By Laura Sanicola
(Reuters) -Oil prices settled lower Friday, reversing early gains of more than $1 a barrel as banking sector fears caused both benchmarks to reach their biggest weekly declines in months.
Brent crude futures settled down by $1.73, or 2.3%, to $72.97 a barrel. U.S. West Texas Intermediate crude fell $1.61, or 2.4%, at $66.74.
At their session low, both benchmarks were down more than $3. Brent fell nearly by 12% in the week, its biggest weekly fall since December. WTI futures fell 13% since Friday’s close, its biggest since last April.
“The underlying fundamentals aren’t as terrible as what is being priced in here, but there is concern the oil is not as safe a place as cash or gold,” said John Kilduff, Partner at Again Capital LLC in New York.
Oil prices tracked equity markets lower, dogged by the banking sector crisis and worries about possible recession.
All three indexes were sharply lower in afternoon trading, with financial stocks down the most among the major sectors of the S&P 500 following the collapse of Silicon Valley Bank (SVB) and Signature Bank and with trouble at Credit Suisse and First Republic Bank.
Prices had recovered some ground after support measures from the European Central Bank and U.S. lenders, but dropped again when SVB Financial Group said it had filed for reorganization.

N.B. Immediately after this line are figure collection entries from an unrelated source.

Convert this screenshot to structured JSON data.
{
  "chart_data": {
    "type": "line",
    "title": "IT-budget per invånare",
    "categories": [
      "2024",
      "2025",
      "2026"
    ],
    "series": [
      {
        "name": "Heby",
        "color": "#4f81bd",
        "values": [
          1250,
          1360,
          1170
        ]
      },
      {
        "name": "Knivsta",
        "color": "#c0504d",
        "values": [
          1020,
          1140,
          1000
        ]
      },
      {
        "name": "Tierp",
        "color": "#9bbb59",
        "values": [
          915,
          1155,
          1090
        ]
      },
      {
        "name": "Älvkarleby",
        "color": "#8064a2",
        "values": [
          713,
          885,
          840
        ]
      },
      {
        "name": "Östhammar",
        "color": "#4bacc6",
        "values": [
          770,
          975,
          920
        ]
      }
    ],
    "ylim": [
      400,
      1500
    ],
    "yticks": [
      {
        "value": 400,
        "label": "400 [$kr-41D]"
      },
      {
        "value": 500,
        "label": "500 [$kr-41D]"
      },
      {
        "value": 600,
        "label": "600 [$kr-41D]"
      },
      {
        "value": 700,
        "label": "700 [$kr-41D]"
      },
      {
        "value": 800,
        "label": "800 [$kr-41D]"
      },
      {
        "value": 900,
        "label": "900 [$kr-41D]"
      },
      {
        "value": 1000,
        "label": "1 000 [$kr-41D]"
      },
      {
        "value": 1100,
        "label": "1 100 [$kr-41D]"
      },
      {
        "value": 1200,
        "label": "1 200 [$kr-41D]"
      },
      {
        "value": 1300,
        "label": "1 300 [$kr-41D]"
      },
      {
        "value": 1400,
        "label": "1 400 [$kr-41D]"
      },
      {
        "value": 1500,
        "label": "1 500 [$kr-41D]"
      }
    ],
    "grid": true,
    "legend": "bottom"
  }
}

Pressure stemmed from “the continued fragile state of the market”, said Ole Hansen, head of commodity strategy at Saxo Bank.
Analysts still expect constrained global supply to support oil prices in the foreseeable future.
OPEC+ members attributed this week’s price weakness to financial drivers rather than any supply and demand imbalance, adding that they expected the market to stabilise.
WTI’s fall this week to less than $70 a barrel for the first time since December 2021 could spur the U.S. government to start refilling its Strategic Petroleum Reserve, boosting demand.
And analysts expect China’s demand recovery to add price support, with U.S. crude exports to China in March heading towards their highest in nearly two and a half years.
Saudi Arabia and Russia in a meeting on Thursday affirmed their commitment to OPEC+’s decision last October to cut production targets by two million barrels per day until the end of 2023.
An OPEC+ monitoring panel is due to meet on Apr. 3.